Barranco rastrea la formación de Rivera a través de la influencia de tres «mentores»: Antonio López Aviña, conocido como «López Rapiña» por sus manejos turbios de dinero; Marcial Maciel, a quien Rivera protegió a pesar de las acusaciones de pederastia y sus dudosos negocios; y el nuncio Girolamo Prigione, de quien aprendió a moverse en las altas esferas del poder político y económico.
La columna detalla una serie de controversias en la trayectoria de Rivera, desde disputas por granjas avícolas en Tehuacán hasta su llegada a la arquidiócesis primada de México, donde se hizo con el control de la Basílica de Guadalupe y sus millonarias limosnas. Se menciona la polémica venta de los derechos de autor de la imagen de la Virgen de Guadalupe y su conocida predilección por la opulencia, contrastando con las llamadas a la sencillez del Papa Francisco, quien incluso le habría lanzado indirectas sobre «clubes de intereses» e intrigas.

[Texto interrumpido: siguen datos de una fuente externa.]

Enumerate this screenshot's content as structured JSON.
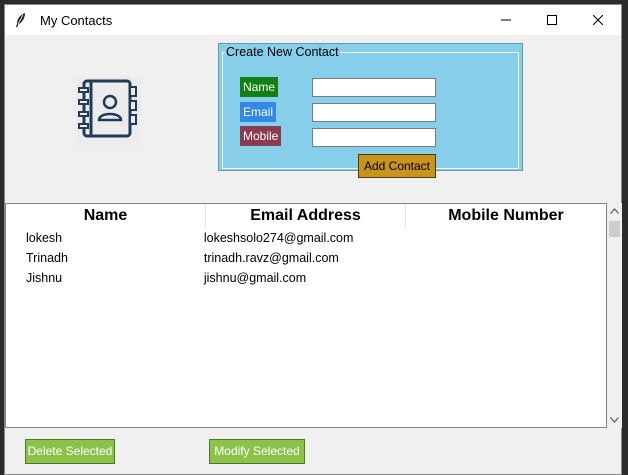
{
  "window": {
    "title": "My Contacts"
  },
  "form": {
    "legend": "Create New Contact",
    "name_label": "Name",
    "email_label": "Email",
    "mobile_label": "Mobile",
    "name_value": "",
    "email_value": "",
    "mobile_value": "",
    "add_button": "Add Contact"
  },
  "table": {
    "columns": [
      "Name",
      "Email Address",
      "Mobile Number"
    ],
    "rows": [
      {
        "name": "lokesh",
        "email": "lokeshsolo274@gmail.com",
        "mobile": ""
      },
      {
        "name": "Trinadh",
        "email": "trinadh.ravz@gmail.com",
        "mobile": ""
      },
      {
        "name": "Jishnu",
        "email": "jishnu@gmail.com",
        "mobile": ""
      }
    ]
  },
  "actions": {
    "delete_label": "Delete Selected",
    "modify_label": "Modify Selected"
  },
  "colors": {
    "form_bg": "#87ceeb",
    "name_label_bg": "#138013",
    "email_label_bg": "#3388e6",
    "mobile_label_bg": "#8b3a50",
    "add_button_bg": "#c8941a",
    "action_button_bg": "#8bc34a"
  },
  "icons": {
    "app": "feather-icon",
    "contacts": "address-book-icon"
  }
}
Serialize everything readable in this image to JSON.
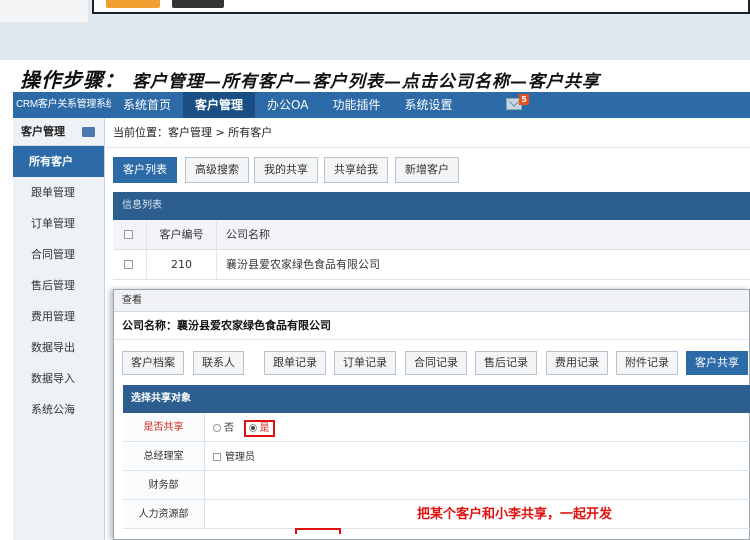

Finalmente, Barranco no solo señala los escándalos económicos y el encubrimiento de curas pederastas, sino que también sugiere la posible vinculación de Rivera con figuras señaladas por presunto lavado de dinero del narcotráfico, como Fernando Pyro de la O, lo que lo pondría en la mira del FBI, según insinuaciones de un reportaje de Univisión. Los departamentos de la Torre Mítikah son presentados como la «raya más para el despiadado tigre consagrado», consolidando la imagen de impunidad sagrada que el autor atribuye al cardenal.